In response to this Cuba has enacted laws specifically designed to keep its citizens from aiding and abetting the US’s immoral and internationally condemned Helms-Burton Act. The Helms-Burton Act (a.k.a. The Cuban Liberty and Democratic Solidarity – Libertad – Act of 1996) strengthens and extends the territorial application of the initial US embargo into a blockade – an act of war – against Cuba and reinforces the use of Cuban nationals to commit treason by posing as political dissidents while disseminating false and misleading information on behalf of the US to justify the blockade.
In 2003 Cuba arrested several if its citizens on such charges. The U.S. government and corporate news used the arrests to accuse Cuba of “cracking down on dissent,” in spite of an impressive and detailed April 9, 2003 press conference Cuba held to combat the misinformation and lies spread by U.S. imperialism.
Decades of U.S. use of a combination of internal destabilization efforts on the Island and its extensive international propaganda apparatus has planted skepticism about human rights in Cuba. But it is also U.S. primary source information that can give us a more accurate background and understanding of this.
A 1994 memo sent by Joseph Sullivan, former head of the U.S. Interests Section in Havana, to former Secretary of State, Warren Christopher, the Central Intelligence Agency CIA) and the Immigration and Naturalization Service (INS) discusses the difficulties encountered in attempting to find legitimate cases of human rights violations in Cuba. The memo was leaked to the Cubans by “friendly hands,” and was distributed by Cuba to member states of the United Nations on March 2, 1994 to provide evidence of the U.S. government's intentional distortion of the human rights situation in Cuba in order to justify its policy of aggression.
“Some Cuban nationals pose as political dissidents while disseminating false and misleading information on behalf of the US to justify the blockade.”

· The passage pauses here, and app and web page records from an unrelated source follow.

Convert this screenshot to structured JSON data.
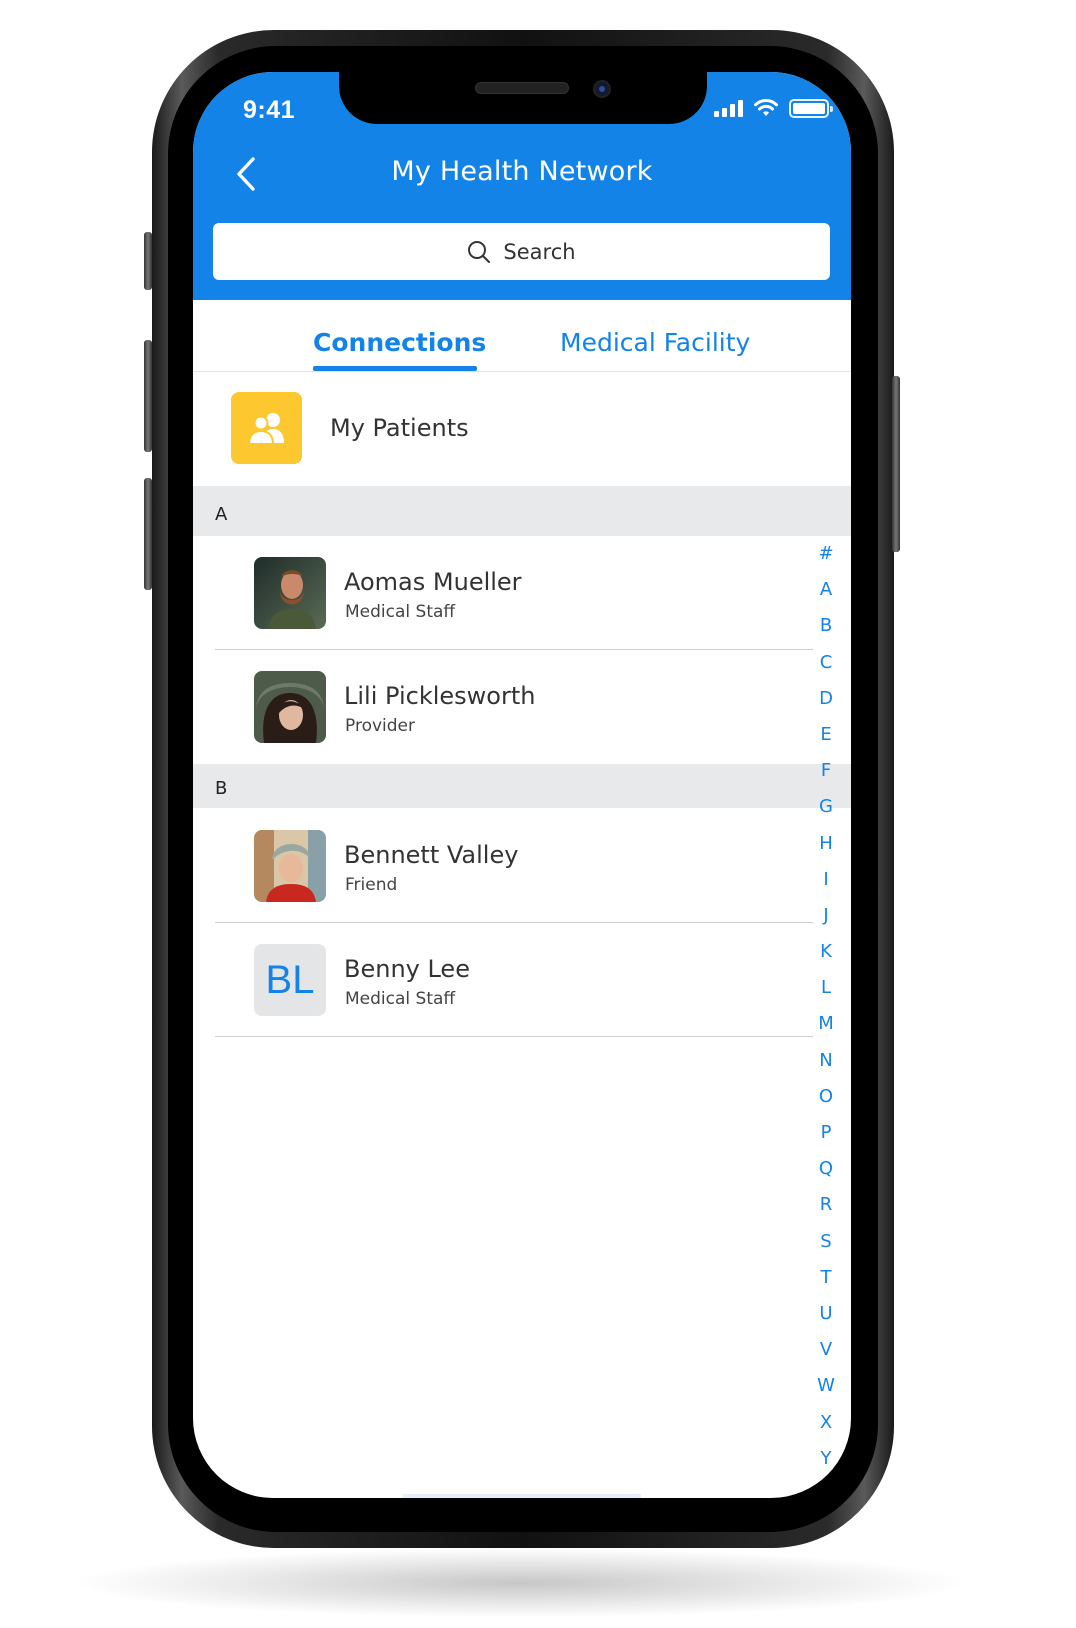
{
  "status_bar": {
    "time": "9:41"
  },
  "header": {
    "title": "My Health Network",
    "back_icon": "chevron-left-icon"
  },
  "search": {
    "placeholder": "Search",
    "icon": "search-icon"
  },
  "tabs": [
    {
      "label": "Connections",
      "active": true
    },
    {
      "label": "Medical Facility",
      "active": false
    }
  ],
  "my_patients": {
    "label": "My Patients",
    "icon": "users-icon",
    "icon_color": "#fdc72f"
  },
  "sections": [
    {
      "letter": "A",
      "contacts": [
        {
          "name": "Aomas Mueller",
          "role": "Medical Staff",
          "avatar": "photo"
        },
        {
          "name": "Lili Picklesworth",
          "role": "Provider",
          "avatar": "photo"
        }
      ]
    },
    {
      "letter": "B",
      "contacts": [
        {
          "name": "Bennett Valley",
          "role": "Friend",
          "avatar": "photo"
        },
        {
          "name": "Benny Lee",
          "role": "Medical Staff",
          "avatar": "initials",
          "initials": "BL"
        }
      ]
    }
  ],
  "index_letters": [
    "#",
    "A",
    "B",
    "C",
    "D",
    "E",
    "F",
    "G",
    "H",
    "I",
    "J",
    "K",
    "L",
    "M",
    "N",
    "O",
    "P",
    "Q",
    "R",
    "S",
    "T",
    "U",
    "V",
    "W",
    "X",
    "Y"
  ],
  "colors": {
    "accent": "#1383e8",
    "section_bg": "#e8e9eb",
    "patients_icon_bg": "#fdc72f"
  }
}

The memo even goes as far as admitting that even after the U.S. Interest Section in Havana adjusted requirements for more Cubans to qualify for political asylum, most still only qualified at best for economic asylum.
The hypocrisy of the U.S. when it comes to its accusations against Cuba is nothing short of astounding. It even includes Cuba in its list of “State Sponsors of Terrorism ,” after the U.S. has trained and supported decades of terrorism against Cuba . Which led Cuba to dispatch the now release Cuban 5 to the U.S. The Cuban 5’s mission was to infiltrate the rightwing violent Cuban exile groups based in Miami and find ways to nonviolently stop or thwart their plans of terrorism. Instead of arresting the terrorists the U.S. arrested the Cuban 5. The last 3 who were still imprisoned in December were released as part of the first gesture in normalizing relations between the two countries. It is important that Cuba’s designation on the U.S.’s Terrorist list not be underestimated as a harmless, albeit false, accusation. The designation is a means of enforcing the U.S. blockade against Cuba. It is a means of denying the country extensions of credit in the U.S. and international banking system. It forces the country to do transactions in cash, which is virtually impossible for any government in this global economy and makes it a burden for its diplomatic mission in the U.S. to carry out the normal duties of a consulate or embassy.

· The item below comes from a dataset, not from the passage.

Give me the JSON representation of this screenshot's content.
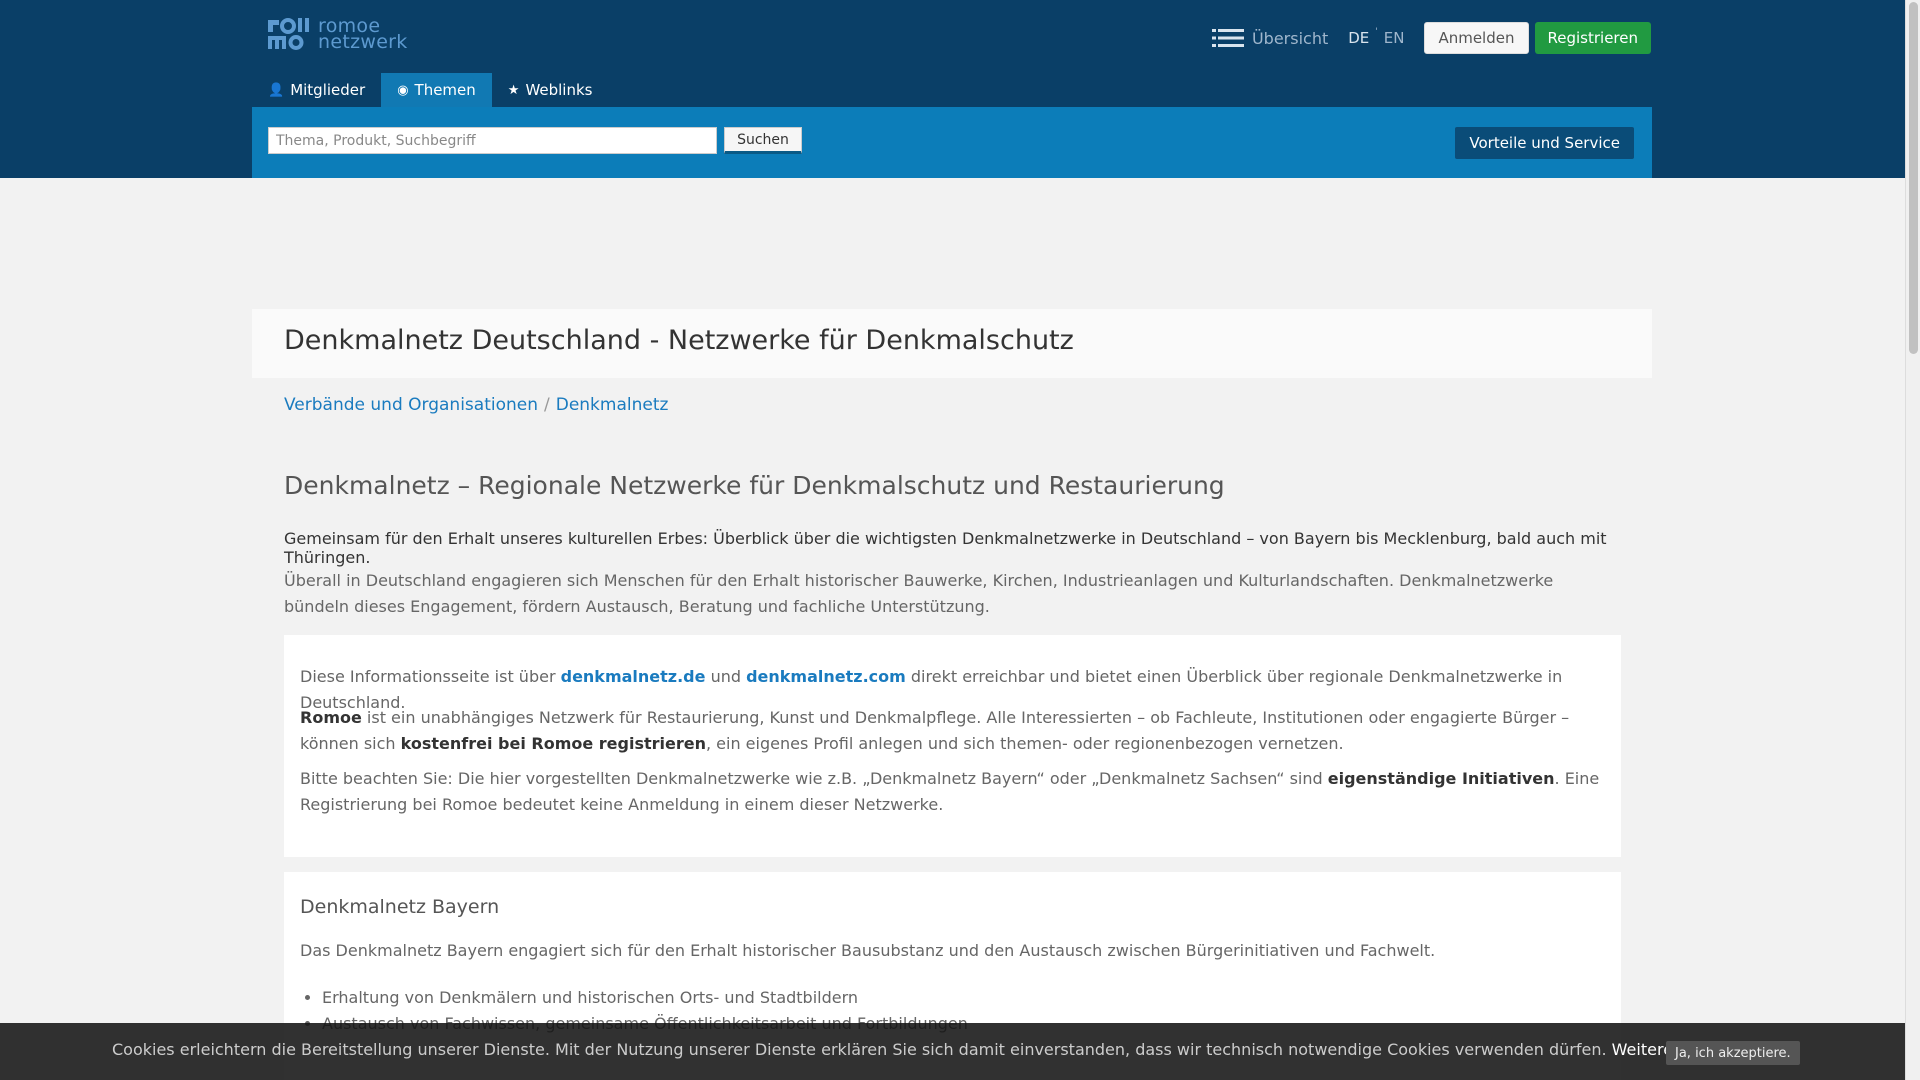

It is clear that the U.S. interests in normalizing relations is not a change of heart or an abandonment of U.S. intentions to undermine the Cuban revolution. Regardless it is a welcomed development. At the very least it affords us all the opportunity to place the records of these two countries side by side and ask, “Will the real violator of human rights please stand up.”
Netfa Freeman is a long time Pan-Africanist, human rights activists based in DC, working at the Institute for Policy Studies and is a co-host/producer for Voices With Vision on WPFW 89.3 FM.